Dès janvier 1972, la province du Katanga s'appelle province du Shaba, ce qui signifie « cuivre » en langue swahili. Le Stanley Pool, sur le fleuve Congo, où fonctionne un service de bacs entre Kinshasa et Brazzaville, devient le Pool Malebo. Quant au mont Stanley, il se transforme en mont Ngaliema. D'autre part, des militants du Mouvement populaire de la révolution (MPR), parti gouvernemental zaïrois, débaptisent, le 1er janvier, les rues de Kinshasa qui portaient encore des noms de personnalités belges. Simultanément plusieurs statues ont disparu des artères de la capitale zaïroise, dont celle de l'explorateur Stanley, qui avait été érigée sur le mont Ngaliema, et celle du roi Léopold II de Belgique, qui faisait face au Palais de la nation.

Dieu et César

C'est dans le cadre de cette campagne en faveur de l'authenticité qu'éclate un grave conflit entre l'Église et l'État, qui atteint son point culminant en février pour ne s'apaiser qu'en mai 1972 : Mgr Joseph-Albert Malula, archevêque de Kinshasa, est exclu de l'ordre national du Léopard et doit s'exiler à Rome pour avoir eu l'impudence de mettre en doute l'opportunité des mesures gouvernementales. Autorisé à regagner le Zaïre, Mgr Malula est de retour à Kinshasa le 28 juin.

Depuis de longs mois déjà, le chef de l'État zaïrois n'a cessé de mettre en application le principe du chef unique. En octobre 1971, Victor Nendaka, ancien ministre de l'Intérieur de Moïse Tshombé, Justin Bomboko, ancien ministre des Affaires étrangères réputé inamovible, et le général Alphonse Devos Bangala sont arrêtés après avoir été accusés de tentative de subversion.

En février 1972, le général Mobutu ramène de 28 à 25 le nombre de ses ministres et remanie profondément le bureau du Mouvement populaire de la révolution. Quelques jours plus tôt, le ministre de l'Énergie avait été destitué et accusé d'abus de confiance.

Pour le chef de l'État, l'année 1972 doit d'ailleurs être, dit-il lui-même, « l'année du nettoyage ». La guerre a été officiellement déclarée à la corruption. Première mesure annoncée : les fonctionnaires — policiers et militaires exceptés — ne seront plus logés par l'État.
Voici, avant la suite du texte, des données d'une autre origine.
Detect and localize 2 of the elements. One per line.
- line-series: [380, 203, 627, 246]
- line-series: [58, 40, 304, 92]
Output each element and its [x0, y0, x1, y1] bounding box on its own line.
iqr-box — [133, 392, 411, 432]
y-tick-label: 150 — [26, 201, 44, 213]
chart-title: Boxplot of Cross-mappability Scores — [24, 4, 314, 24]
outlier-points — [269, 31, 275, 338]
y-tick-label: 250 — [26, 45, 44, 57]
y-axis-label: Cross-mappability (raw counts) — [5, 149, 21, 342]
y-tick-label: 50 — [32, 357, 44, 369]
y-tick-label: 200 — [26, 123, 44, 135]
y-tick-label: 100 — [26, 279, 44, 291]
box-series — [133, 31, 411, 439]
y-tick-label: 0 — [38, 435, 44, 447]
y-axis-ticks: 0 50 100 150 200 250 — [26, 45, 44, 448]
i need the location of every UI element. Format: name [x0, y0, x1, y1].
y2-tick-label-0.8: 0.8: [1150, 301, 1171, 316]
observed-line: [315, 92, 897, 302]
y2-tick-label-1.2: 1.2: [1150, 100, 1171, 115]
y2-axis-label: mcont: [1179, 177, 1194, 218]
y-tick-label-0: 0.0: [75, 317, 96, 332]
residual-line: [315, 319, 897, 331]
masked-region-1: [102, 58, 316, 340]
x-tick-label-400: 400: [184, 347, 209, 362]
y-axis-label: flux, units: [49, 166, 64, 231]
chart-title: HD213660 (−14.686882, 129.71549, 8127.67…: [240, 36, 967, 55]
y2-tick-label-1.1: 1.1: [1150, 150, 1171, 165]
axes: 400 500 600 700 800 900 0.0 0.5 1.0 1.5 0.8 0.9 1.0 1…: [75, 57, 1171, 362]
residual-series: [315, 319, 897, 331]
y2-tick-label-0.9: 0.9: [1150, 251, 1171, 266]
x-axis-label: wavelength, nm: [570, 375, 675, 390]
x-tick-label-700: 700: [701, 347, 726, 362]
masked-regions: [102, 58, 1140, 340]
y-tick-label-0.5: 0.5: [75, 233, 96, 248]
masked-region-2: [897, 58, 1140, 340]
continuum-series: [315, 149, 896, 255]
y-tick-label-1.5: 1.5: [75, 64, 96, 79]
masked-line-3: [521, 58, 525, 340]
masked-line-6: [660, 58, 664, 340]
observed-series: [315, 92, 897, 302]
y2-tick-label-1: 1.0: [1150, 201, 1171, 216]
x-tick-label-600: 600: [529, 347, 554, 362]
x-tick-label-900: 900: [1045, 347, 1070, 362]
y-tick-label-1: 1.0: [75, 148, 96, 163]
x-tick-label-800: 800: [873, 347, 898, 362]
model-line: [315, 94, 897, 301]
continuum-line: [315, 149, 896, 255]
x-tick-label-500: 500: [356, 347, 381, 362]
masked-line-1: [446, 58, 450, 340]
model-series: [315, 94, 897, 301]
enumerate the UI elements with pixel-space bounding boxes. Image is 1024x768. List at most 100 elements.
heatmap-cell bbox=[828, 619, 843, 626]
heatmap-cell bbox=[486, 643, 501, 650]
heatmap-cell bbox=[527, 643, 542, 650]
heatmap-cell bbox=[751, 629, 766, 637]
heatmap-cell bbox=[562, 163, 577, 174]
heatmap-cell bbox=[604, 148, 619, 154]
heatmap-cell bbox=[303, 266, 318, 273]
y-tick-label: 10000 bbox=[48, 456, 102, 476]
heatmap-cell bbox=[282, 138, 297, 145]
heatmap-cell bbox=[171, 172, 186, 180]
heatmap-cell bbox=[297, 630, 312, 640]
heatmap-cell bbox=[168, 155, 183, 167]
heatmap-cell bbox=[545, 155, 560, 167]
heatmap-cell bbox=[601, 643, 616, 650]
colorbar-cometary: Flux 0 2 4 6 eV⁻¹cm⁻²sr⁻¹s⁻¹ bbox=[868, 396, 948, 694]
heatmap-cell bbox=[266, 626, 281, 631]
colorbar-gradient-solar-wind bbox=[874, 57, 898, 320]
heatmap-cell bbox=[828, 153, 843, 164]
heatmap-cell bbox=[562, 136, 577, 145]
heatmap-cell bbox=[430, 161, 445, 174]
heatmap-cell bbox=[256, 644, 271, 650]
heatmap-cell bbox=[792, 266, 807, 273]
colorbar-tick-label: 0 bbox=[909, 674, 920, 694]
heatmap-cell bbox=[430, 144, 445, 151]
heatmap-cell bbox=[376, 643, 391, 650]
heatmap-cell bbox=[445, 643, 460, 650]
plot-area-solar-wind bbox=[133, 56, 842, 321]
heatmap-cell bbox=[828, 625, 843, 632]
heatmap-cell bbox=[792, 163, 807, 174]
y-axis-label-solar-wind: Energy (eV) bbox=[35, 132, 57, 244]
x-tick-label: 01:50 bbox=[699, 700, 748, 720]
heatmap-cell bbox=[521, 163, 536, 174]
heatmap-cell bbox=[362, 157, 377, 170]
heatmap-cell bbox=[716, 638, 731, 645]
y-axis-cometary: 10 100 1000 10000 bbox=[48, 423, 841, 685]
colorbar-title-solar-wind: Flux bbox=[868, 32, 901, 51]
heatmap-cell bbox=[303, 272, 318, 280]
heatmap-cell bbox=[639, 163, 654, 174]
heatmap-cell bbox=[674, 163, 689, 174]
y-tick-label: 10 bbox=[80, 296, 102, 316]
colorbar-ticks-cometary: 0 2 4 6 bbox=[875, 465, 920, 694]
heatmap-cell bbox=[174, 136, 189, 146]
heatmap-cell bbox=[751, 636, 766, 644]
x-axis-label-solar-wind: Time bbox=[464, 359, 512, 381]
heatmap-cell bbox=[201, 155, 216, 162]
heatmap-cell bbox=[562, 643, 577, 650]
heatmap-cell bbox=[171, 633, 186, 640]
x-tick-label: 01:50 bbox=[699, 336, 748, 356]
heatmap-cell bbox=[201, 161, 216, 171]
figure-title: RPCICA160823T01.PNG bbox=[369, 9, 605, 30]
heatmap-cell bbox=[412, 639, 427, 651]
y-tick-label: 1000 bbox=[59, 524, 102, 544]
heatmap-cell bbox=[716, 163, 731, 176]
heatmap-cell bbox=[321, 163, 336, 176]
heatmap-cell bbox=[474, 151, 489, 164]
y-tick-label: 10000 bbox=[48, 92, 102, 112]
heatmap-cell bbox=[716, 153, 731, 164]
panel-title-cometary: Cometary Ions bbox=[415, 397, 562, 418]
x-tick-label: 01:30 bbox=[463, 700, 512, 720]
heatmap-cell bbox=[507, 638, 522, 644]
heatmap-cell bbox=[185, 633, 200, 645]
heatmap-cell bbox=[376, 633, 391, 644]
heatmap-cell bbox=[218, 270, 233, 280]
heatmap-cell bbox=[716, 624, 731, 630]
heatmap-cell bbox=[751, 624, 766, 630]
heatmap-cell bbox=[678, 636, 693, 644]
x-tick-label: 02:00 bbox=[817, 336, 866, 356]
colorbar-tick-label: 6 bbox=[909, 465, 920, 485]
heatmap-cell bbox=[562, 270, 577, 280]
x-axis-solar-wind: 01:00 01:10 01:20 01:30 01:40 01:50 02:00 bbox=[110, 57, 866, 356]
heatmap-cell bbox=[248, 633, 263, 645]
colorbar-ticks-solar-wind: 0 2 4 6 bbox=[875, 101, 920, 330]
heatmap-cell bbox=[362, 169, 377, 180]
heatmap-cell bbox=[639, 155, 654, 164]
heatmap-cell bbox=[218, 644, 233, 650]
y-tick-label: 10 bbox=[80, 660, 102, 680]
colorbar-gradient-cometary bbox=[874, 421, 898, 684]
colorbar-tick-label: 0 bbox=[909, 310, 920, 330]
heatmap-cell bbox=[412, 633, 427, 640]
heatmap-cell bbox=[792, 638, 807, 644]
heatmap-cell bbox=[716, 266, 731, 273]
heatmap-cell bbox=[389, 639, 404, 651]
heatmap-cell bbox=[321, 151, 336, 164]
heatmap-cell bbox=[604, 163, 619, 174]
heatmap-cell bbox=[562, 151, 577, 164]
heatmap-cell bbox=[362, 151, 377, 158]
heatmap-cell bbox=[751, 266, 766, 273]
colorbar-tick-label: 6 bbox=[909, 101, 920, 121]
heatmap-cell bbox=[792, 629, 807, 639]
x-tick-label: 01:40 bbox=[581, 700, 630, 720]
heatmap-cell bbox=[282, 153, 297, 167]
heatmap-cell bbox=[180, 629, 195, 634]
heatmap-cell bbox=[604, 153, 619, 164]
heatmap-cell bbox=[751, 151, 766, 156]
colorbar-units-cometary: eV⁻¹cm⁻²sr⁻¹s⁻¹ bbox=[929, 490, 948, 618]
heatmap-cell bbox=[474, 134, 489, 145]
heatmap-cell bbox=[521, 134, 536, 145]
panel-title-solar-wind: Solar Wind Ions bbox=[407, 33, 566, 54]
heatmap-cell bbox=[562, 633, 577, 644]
Cela devrait éviter les douteuses opérations de sous-location dans des villes où les logements sont souvent rares. Plus graves sont les détournements de fonds publics, qui apparaissent comme une véritable plaie : certains officiels disent — en privé — que pour près de 60 % les recettes de l'État se seraient volatilisées en 1971.

La forte baisse des cours du cuivre, métal dont les ventes à l'étranger alimentent plus de 60 % du budget national, a été sérieusement ressentie. D'autant plus que le gouvernement s'est engagé dans des investissements importants (dont la construction du barrage d'Inga, 140 millions de dollars). Malgré des signes inflationnistes qui coïncident avec la régression des cours du cuivre, l'économie zaïroise reste prospère et en expansion. Cette situation contribue à expliquer le dynamisme de la diplomatie zaïroise et la volonté de son chef d'exercer un leadership régional.

L'éclat de Lomé

Le 19 avril 1972, alors que les ministres des Affaires étrangères de l'OCAM sont réunis pour une conférence préparatoire à la rencontre des chefs d'État à Lomé, le Zaïre annonce officiellement qu'il quitte l'organisation. Si l'on s'en tient au communiqué officiel, la décision du général Mobutu serait motivée par certaines immixtions étrangères tolérées en terre africaine. Il s'agit apparemment d'une allusion aux protestations élevées notamment dans un journal français de Dakar à la suite des mesures prises contre Mgr Malula, archevêque de Kinshasa, jugé trop sévère à l'égard du pouvoir.

Selon le porte-parole officieux du gouvernement, le Zaïre ne peut que se trouver « mal à l'aise » au sein d'une organisation régionale. Soulignant que 4 seulement des 10 pays frontaliers du Zaïre sont francophones, le directeur du bureau politique estime que l'intérêt de Kinshasa « se situe au-delà de toutes les conditions linguistiques ». Malgré toutes les avances faites, le Zaïre s'est toujours tenu à l'écart de l'Agence de coopération culturelle et technique des pays francophones, créée il y a trois ans à Niamey.